The rise of the obesity epidemic
Obesity presents a daunting public health challenge. Longitudinal research has helped pinpoint when the obesity epidemic in the UK emerged, and how weight gain over the lifecourse has changed for different generations.
By shedding light on the progression of the obesity epidemic and its impact on different generations, longitudinal research has raised awareness of the issue, driven additional research funding, and informed policymaking to help improve public health.
Longitudinal population studies used:
- National Survey of Health and Development
- National Child Development Study
- British Cohort Study 1970
- Avon Longitudinal Study of Parents and Children
- Millennium Cohort Study
Children born since 1990 are up to three times more likely than older generations to be overweight or obese by age 10.
- Children born in 1946: one in 10 were overweight or obese by age 11, today it’s roughly one in four 11-year-olds.

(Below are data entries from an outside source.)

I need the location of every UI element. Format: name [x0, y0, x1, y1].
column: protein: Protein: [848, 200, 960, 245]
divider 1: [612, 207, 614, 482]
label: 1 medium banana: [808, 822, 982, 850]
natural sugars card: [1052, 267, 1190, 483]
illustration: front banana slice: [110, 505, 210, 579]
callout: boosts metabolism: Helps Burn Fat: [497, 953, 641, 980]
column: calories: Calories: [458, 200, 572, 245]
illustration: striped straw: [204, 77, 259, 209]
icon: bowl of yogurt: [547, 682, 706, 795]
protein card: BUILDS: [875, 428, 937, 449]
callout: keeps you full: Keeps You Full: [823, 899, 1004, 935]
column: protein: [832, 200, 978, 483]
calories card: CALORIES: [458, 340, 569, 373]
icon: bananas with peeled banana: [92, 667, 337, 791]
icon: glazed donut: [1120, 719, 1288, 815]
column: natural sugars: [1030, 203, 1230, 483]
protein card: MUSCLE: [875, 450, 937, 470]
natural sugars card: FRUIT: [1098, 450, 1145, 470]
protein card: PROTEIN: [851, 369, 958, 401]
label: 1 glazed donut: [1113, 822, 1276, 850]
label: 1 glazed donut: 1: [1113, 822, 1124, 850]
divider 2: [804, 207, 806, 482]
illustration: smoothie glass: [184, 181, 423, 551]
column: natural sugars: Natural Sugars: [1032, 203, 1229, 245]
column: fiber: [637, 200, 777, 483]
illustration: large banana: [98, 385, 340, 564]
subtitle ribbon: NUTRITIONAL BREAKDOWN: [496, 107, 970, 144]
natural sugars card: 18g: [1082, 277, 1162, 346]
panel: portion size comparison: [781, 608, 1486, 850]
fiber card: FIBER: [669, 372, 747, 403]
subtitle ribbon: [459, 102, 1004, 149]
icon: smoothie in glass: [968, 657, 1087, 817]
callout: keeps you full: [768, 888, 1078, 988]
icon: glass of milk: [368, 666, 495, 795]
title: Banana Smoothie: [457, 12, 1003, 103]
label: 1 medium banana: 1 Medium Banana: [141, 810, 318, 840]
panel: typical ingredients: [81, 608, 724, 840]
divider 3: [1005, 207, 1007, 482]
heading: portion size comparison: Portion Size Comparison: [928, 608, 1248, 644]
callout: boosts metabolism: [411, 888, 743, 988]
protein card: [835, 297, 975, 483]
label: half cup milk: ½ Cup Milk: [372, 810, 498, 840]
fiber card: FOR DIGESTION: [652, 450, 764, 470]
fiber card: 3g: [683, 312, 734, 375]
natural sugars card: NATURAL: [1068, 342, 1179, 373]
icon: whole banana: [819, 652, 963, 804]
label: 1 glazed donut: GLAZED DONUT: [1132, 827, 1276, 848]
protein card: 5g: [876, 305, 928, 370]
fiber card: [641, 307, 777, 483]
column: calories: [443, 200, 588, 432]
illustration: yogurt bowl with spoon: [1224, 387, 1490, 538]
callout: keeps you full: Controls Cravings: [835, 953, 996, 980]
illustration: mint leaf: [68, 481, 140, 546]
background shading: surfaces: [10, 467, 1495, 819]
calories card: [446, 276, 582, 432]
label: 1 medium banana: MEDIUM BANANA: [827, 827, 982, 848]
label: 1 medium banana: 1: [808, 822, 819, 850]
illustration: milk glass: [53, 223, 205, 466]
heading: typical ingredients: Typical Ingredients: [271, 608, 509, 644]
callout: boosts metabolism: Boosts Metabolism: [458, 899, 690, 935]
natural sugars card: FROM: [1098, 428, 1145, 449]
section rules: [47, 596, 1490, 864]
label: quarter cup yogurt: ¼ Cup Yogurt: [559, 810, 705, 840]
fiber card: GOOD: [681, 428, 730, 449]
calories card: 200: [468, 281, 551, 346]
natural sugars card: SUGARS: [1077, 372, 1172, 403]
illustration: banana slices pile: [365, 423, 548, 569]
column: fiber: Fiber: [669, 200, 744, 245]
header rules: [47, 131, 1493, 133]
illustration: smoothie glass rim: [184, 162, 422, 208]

Since 1946, every generation has been heavier than the previous one and it is the most overweight people who are becoming even heavier:
- The heaviest 2% of people born in 1946 had a BMI of around 20 by the age of 11, whereas the heaviest 27% of children born at the turn of the century had reached a BMI of this amount by the same age.

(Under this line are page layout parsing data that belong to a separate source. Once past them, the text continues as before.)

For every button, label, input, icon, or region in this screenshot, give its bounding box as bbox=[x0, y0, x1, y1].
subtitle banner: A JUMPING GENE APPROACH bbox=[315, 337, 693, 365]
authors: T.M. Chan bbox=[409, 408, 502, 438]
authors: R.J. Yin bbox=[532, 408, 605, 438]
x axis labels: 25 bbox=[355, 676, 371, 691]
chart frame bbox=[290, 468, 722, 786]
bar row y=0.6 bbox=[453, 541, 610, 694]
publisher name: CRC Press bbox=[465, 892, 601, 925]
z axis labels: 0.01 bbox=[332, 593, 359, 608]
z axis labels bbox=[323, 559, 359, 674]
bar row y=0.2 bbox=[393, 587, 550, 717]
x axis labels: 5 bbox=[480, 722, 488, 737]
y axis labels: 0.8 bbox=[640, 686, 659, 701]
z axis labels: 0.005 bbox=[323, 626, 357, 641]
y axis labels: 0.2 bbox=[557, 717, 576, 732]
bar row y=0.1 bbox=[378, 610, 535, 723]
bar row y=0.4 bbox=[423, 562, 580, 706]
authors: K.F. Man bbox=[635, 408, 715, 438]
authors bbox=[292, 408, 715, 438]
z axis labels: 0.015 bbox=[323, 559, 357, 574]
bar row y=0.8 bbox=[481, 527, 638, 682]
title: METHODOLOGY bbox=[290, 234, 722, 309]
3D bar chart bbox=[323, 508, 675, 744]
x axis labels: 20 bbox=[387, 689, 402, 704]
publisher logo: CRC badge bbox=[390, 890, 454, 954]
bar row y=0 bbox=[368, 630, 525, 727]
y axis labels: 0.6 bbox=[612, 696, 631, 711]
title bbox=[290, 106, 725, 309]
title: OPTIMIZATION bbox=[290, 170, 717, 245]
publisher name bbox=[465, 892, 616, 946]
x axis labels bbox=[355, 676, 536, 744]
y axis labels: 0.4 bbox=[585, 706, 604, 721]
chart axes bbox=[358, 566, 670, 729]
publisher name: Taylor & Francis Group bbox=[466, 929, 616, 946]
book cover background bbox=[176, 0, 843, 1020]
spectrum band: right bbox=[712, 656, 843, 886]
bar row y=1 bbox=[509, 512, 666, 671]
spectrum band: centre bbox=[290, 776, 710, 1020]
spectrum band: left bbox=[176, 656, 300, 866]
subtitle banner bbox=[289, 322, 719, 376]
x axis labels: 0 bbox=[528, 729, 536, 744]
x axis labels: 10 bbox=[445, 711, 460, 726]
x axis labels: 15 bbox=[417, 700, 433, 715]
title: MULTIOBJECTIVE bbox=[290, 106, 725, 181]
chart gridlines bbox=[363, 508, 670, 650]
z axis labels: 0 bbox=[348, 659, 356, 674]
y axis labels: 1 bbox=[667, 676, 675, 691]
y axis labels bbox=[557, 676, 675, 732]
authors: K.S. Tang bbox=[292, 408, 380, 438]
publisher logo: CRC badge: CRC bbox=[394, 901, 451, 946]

People are becoming overweight or obese at an increasingly younger age:
- Half the men of the 1946 generation were overweight by the time they were 41 years old. For men born in 1970, half were overweight by the age of 3
- Half the women born in 1946 were overweight by age 48; for the 1970 generation, half were overweight by the age of 41.
Disseminating research findings to different audiences:
Johnson, W., Li, L., Kuh, D. and Hardy, R. (2015) How has the age-related process of overweight or obesity development changed over time? Co-ordinated analyses of individual participant data from five United Kingdom Birth Cohorts. PLOS Medicine 12(5), e1001828
Outcomes and impact
The findings of this research were disseminated using different strategies, tailored appropriately to the target audiences – academics, policymakers and the general public.

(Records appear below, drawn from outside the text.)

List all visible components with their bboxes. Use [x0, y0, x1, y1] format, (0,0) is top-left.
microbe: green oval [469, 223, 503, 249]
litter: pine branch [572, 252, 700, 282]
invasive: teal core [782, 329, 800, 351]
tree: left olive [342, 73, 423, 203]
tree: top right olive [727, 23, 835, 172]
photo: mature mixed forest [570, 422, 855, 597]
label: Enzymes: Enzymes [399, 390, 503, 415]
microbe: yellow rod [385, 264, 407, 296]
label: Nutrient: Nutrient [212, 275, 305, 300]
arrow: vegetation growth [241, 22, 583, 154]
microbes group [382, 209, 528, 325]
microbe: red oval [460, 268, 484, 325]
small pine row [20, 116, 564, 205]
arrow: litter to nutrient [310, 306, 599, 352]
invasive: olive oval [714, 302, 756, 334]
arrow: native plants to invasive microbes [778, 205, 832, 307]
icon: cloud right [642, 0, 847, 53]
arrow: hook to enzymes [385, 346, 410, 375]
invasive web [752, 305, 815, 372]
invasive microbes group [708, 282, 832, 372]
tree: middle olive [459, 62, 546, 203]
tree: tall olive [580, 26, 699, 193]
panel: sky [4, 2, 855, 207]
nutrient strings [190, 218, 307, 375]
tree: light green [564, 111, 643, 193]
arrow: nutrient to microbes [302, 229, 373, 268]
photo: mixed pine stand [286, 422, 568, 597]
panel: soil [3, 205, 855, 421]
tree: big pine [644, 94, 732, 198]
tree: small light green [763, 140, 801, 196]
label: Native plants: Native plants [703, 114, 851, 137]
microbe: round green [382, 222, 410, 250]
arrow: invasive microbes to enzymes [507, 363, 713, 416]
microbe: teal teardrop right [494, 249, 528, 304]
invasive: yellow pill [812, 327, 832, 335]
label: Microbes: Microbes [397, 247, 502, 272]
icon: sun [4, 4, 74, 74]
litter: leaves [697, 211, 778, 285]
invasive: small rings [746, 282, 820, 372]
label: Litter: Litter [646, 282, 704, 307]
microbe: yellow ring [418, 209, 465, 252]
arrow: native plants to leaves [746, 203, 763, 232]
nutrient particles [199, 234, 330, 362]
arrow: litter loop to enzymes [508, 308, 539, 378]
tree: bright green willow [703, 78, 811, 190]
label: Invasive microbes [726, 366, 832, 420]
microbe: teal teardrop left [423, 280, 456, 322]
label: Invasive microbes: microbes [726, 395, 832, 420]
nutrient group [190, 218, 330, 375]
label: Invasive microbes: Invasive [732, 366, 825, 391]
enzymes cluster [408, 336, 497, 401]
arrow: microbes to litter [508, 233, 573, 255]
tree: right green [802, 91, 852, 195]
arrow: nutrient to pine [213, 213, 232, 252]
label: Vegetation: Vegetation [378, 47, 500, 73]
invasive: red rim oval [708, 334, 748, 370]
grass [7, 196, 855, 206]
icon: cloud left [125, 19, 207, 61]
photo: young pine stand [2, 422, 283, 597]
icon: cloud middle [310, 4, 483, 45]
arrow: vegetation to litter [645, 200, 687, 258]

The journal article has gained significant attention within the academic community, with a high volume of paper views and citations. The study has also contributed to the authors’ ability to attract further research funding.
Paper views and citations
The dissemination of these findings in the form of a written evidence submission to a parliamentary committee inquiry has informed government strategies and policies aimed at addressing the obesity epidemic. The insights generated from this research have helped to guide the formulation of more effective public health interventions and initiatives in this area.
The research’s conclusions captured the attention of the media, resulting in coverage across various news platforms, including the BBC. This widespread exposure raises awareness among key stakeholders and the general public about the critical issue of obesity and its implications for society.